Como sucede siempre, pensábamos entonces que estábamos muy lejos de ser felices, y ahora pensamos lo contrario. Es la trampa de la nostalgia, que quita de su lugar los momentos amargos y los pinta de otro color. Y los vuelve a poner donde ya no duelen. Como en los retratos antiguos, que parecen iluminados por el resplandor ilusorio de la felicidad, y en donde sólo vemos con asombro cómo éramos de jóvenes cuando éramos jóvenes, y no sólo los que estábamos allí sino también la casa y los árboles del fondo, hasta las sillas en que estábamos sentados. El Che Guevara, conversando con sus hombres alrededor del fuego en las noches vacías de la guerra, dijo alguna vez que la nostalgia empieza por la comida. Es cierto, pero sólo cuando se tiene hambre. En cambio, siempre empieza por la música. En realidad, nuestro pasado personal se aleja de nosotros desde el momento en que nacemos, pero sólo lo sentimos pasar cuando se acaba un disco.
Esta tarde, pensando todo esto frente a una ventana lúgubre donde cae la nieve, con más de cincuenta años encima y todavía sin saber muy bien quién soy, ni qué carajos hago aquí, tengo la impresión de que el mundo fue igual desde mi nacimiento hasta que los Beatles comenzaron a cantar. Todo cambió entonces, los hombres se dejaron crecer el cabello y la barba, las mujeres aprendieron a desnudarse con naturalidad, cambió el modo de vestir y de amar y se inició la liberación del sexo y de otras drogas para soñar. Fueron los años fragorosos de la guerra de Vietnam y de la rebelión universitaria.
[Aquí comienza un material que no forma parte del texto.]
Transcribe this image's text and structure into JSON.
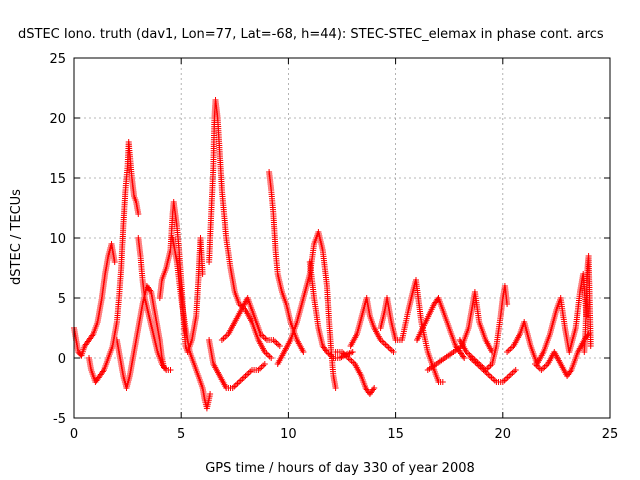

Pero, sobre todo, fue el duro aprendizaje de una relación distinta entre los padres y los hijos, el principio de un nuevo diálogo entre ellos que había parecido imposible durante siglos.
El símbolo de todo esto —al frente de los Beatles— era John Lennon. Su muerte deja un mundo distinto poblado de imágenes hermosas. En “Lucy in the Sky…”, una de sus canciones más bellas, queda un caballo de papel periódico con una corbata de espejos. En “Eleanor Rigby” —con un bajo obstinado de chelos barrocos— queda una muchacha desolada que recoge arroz en el atrio de una iglesia donde acaba de celebrarse una boda. “¿De dónde vienen los solitarios?”, se pregunta sin respuesta. Queda también el padre McKensey escribiendo un sermón que nadie ha de oír, lavándose las manos sobre las tumbas, y una muchacha que se quita el rostro antes de entrar en su casa y lo deja en un frasco junto a la puerta para ponérselo otra vez cuando vuelva a salir. Estas criaturas han hecho decir que John Lennon era un surrealista, que es algo que se dice con demasiada facilidad de todo lo que parece raro, como suelen decirlo de Kafka quienes no lo han sabido leer. Para otros, el visionario de un mundo mejor. Alguien que nos hizo comprender que los viejos no somos los que tenemos muchos años sino los que no se subieron a tiempo en el tren de sus hijos.